• JoBo@feddit.uk
    link
    fedilink
    English
    arrow-up
    11
    ·
    edit-2
    1 year ago

    I’m going to have to object. We don’t use “false positive” and “false negative” as synonyms for Type I and Type II error because they’re not the same thing. The difference is at the heart of the misuse of p-values by so many researchers, and the root of the so-called replication crisis.

    Type I error is the risk of falsely concluding that the quantities being compared are meaningfully different when they are not, in fact, meaningfully different. Type II error is the risk of falsely concluding that they are essentially equivalent when they are not, in fact, essentially equivalent. Both are conditional probabilities; you can only get a Type I error when the things are, in truth, essentially equivalent and you can only get a Type II error when they are, in truth, meaningfully different. We define Type I and Type II errors as part of the design of a trial. We cannot calculate the risk of a false positive or a false negative without knowing the probability that the two things are meaningfully different.

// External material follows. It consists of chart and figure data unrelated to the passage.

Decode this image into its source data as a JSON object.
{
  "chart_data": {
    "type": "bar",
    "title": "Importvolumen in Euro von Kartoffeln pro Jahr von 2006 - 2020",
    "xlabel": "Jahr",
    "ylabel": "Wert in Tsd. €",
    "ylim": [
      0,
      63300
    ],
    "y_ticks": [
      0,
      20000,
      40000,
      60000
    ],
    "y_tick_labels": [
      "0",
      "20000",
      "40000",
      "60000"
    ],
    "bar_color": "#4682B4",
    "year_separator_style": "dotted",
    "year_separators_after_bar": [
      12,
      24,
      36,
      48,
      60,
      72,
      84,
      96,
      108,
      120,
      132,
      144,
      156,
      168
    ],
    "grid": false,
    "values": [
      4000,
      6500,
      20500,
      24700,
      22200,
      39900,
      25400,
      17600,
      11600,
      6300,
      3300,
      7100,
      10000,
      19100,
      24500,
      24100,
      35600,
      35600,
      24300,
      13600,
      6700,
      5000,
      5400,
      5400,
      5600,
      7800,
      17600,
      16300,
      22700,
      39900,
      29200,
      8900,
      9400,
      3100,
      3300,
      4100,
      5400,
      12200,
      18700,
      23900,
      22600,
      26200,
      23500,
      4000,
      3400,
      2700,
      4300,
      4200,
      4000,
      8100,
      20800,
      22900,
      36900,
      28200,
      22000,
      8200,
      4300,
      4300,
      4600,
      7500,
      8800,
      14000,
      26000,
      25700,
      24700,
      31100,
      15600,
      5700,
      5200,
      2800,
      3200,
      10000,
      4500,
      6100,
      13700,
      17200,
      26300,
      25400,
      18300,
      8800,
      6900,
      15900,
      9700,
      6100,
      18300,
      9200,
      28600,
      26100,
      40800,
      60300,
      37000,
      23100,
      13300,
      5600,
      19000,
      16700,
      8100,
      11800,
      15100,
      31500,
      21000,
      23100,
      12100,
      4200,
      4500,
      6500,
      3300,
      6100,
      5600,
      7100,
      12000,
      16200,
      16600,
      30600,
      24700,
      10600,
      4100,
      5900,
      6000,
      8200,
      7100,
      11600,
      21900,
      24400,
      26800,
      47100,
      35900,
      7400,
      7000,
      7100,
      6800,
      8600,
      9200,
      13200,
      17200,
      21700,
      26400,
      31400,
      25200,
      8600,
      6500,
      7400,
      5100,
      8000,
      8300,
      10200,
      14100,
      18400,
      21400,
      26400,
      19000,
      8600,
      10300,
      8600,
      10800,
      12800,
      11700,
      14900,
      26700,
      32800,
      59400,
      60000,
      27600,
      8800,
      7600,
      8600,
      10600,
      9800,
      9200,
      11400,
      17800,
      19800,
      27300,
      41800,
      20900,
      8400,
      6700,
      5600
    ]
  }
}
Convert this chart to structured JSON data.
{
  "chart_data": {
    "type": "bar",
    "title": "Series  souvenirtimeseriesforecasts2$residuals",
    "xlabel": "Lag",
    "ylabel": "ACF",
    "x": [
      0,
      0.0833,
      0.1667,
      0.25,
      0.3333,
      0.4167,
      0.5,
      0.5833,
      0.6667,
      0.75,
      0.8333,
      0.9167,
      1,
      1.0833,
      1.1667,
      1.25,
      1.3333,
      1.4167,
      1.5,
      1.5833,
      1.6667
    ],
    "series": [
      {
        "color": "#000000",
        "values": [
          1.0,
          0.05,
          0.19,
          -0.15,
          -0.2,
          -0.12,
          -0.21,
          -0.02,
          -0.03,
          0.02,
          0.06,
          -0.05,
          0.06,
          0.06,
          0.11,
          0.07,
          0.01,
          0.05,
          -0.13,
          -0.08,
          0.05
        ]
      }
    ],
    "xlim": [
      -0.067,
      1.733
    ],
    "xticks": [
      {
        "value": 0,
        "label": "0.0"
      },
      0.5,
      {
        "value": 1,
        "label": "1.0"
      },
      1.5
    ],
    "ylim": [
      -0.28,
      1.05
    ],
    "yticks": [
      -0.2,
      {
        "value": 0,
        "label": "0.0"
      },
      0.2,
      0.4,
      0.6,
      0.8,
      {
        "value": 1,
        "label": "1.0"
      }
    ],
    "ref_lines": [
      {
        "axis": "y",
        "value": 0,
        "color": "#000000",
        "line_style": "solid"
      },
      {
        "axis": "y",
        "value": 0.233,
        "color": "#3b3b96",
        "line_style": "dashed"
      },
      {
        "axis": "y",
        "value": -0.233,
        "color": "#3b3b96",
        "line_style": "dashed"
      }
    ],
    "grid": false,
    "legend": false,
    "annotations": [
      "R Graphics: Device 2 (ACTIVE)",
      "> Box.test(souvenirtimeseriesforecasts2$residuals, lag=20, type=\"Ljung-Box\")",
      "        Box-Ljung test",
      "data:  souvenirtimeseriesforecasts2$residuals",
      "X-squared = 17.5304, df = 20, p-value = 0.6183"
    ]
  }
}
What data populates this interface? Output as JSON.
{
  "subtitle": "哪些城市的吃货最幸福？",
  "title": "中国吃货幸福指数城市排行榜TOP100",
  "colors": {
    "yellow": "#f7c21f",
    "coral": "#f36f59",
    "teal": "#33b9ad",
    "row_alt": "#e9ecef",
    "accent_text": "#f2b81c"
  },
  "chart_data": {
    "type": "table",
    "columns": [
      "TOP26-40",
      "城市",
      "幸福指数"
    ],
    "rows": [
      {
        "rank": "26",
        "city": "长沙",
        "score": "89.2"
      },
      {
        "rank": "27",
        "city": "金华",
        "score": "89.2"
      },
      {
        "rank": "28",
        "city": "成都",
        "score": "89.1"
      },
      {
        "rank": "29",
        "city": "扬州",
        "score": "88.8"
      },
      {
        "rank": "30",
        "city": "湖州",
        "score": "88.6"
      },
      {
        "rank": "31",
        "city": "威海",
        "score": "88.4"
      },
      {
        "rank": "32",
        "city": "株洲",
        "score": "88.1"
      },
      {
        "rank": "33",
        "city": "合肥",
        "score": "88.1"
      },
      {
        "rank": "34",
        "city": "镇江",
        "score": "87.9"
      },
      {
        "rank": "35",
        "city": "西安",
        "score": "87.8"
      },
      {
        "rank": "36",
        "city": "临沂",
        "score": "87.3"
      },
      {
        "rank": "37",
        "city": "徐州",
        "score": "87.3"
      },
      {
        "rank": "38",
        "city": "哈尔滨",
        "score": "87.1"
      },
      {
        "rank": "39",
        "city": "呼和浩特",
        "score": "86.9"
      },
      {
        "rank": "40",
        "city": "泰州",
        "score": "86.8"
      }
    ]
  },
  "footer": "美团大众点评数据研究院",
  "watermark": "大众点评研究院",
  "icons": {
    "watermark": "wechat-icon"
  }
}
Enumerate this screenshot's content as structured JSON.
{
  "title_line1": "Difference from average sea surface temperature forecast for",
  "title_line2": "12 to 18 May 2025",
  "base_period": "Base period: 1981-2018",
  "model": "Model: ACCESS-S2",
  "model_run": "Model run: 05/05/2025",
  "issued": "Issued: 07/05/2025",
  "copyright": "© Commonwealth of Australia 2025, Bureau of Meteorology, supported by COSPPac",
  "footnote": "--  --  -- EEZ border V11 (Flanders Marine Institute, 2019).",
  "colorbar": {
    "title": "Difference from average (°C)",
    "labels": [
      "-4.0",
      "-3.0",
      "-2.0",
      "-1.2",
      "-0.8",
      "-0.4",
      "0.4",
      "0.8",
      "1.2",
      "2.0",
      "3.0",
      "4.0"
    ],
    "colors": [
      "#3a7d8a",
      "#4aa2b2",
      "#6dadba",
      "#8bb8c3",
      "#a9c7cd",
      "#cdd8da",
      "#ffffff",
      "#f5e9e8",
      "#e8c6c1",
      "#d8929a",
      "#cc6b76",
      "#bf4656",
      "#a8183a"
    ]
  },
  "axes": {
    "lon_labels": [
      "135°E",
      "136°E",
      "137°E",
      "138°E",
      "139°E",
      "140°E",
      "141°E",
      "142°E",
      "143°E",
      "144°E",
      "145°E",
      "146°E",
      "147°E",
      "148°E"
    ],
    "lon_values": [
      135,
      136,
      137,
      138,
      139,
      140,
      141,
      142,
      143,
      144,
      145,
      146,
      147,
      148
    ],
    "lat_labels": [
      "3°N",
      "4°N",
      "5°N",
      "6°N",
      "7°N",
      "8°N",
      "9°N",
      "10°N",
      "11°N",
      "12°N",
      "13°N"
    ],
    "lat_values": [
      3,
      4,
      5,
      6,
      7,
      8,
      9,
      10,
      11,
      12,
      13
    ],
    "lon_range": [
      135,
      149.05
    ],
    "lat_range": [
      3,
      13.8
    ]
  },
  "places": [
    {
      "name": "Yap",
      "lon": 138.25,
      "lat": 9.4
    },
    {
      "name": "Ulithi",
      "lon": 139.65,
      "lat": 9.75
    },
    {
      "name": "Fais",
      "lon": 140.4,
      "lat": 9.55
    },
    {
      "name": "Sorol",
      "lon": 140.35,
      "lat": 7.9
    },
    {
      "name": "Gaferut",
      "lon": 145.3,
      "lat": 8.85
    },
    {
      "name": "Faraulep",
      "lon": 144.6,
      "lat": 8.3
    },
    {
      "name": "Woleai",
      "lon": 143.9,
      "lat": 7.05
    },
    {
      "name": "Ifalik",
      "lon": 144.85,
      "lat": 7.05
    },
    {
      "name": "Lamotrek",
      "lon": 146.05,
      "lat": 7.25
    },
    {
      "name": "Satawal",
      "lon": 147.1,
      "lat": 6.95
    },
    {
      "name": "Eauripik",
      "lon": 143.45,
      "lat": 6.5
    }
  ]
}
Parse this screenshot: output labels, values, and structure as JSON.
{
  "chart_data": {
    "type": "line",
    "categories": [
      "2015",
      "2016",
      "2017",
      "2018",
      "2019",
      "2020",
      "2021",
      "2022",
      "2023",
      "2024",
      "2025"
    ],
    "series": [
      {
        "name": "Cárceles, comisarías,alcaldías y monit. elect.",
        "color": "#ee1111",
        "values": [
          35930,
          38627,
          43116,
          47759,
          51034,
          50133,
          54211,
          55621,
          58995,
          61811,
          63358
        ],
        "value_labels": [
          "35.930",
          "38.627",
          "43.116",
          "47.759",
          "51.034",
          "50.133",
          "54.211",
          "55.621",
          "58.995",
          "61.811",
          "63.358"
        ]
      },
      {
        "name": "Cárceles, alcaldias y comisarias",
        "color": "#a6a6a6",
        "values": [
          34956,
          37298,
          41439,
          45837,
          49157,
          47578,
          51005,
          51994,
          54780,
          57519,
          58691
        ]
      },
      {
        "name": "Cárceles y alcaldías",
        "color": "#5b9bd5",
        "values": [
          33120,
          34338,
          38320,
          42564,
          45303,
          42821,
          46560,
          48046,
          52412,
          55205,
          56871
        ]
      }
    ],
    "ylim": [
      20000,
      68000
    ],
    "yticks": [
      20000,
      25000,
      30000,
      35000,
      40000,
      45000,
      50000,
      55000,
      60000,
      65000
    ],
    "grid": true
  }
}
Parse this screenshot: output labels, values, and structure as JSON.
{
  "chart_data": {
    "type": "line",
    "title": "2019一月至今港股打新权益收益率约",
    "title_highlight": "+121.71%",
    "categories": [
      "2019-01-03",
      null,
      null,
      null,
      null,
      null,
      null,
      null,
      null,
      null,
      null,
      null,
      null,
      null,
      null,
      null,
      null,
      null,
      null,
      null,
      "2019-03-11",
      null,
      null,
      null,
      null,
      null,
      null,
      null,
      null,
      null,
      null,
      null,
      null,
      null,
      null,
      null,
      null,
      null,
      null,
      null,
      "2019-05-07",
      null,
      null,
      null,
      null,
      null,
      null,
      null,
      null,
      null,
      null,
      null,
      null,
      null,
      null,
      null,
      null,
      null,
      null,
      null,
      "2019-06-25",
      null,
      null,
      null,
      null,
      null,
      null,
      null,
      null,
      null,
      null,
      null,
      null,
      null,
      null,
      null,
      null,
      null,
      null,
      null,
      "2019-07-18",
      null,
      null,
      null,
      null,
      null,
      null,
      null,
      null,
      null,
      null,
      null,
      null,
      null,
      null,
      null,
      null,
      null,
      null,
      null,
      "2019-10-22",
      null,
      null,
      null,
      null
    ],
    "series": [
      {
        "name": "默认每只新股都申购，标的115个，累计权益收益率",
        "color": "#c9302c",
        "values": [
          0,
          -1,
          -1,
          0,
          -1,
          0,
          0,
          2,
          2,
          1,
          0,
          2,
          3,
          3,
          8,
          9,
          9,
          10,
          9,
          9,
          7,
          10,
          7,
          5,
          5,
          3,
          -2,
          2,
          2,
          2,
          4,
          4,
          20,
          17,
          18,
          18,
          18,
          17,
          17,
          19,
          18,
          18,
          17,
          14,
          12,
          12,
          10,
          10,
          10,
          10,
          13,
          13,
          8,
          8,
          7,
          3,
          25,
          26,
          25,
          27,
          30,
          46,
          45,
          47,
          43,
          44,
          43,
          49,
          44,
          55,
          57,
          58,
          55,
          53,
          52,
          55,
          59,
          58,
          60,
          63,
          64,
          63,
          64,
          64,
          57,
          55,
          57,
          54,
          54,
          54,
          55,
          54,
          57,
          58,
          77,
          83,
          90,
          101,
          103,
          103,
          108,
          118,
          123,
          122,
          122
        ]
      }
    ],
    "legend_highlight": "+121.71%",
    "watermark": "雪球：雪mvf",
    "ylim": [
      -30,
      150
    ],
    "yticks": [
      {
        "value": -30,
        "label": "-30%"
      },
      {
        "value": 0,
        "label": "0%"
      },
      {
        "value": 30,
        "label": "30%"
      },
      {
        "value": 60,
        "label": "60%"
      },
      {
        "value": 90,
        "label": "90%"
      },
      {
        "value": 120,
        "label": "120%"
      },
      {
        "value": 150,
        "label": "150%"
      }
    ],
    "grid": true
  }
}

    This may be a little easier to follow with an example:

    Let’s say we have designed an RCT to compare two treatments with Type I error of 0.05 (95% confidence) and Type II error of 0.1 (90% power). Let’s also say that this is the first large phase 3 trial of a promising drug and we know from experience with thousands of similar trials in this context that the new drug will turn out to be meaningfully different from control around 10% of the time.

    So, in 1000 trials of this sort, 100 trials will be comparing drugs which are meaningfully different and we will get a false negative for 10 of them (because we only have 90% power). 900 trials will be comparing drugs which are essentially equivalent and we will get a false positive for 45 of them (because we only have 95% confidence).

    The false positive rate is 45/135 (33.3%), nowhere near the 5% Type I error we designed the trial with.

    Statisticians are awful at naming things. But there is a reason we don’t give these error rates the nice, intuitive names you’d expect. Unfortunately we’re also awful at explaining things properly, so the misunderstanding has persisted anyway.

    This is a useful page which runs through much the same ideas as the paper linked above but in simpler terms: The p value and the base rate fallacy

    And this paper tries to rescue p-values from oblivion by calling for 0.005 to replace the usual 0.05 threshold for alpha: Redefine statistical significance.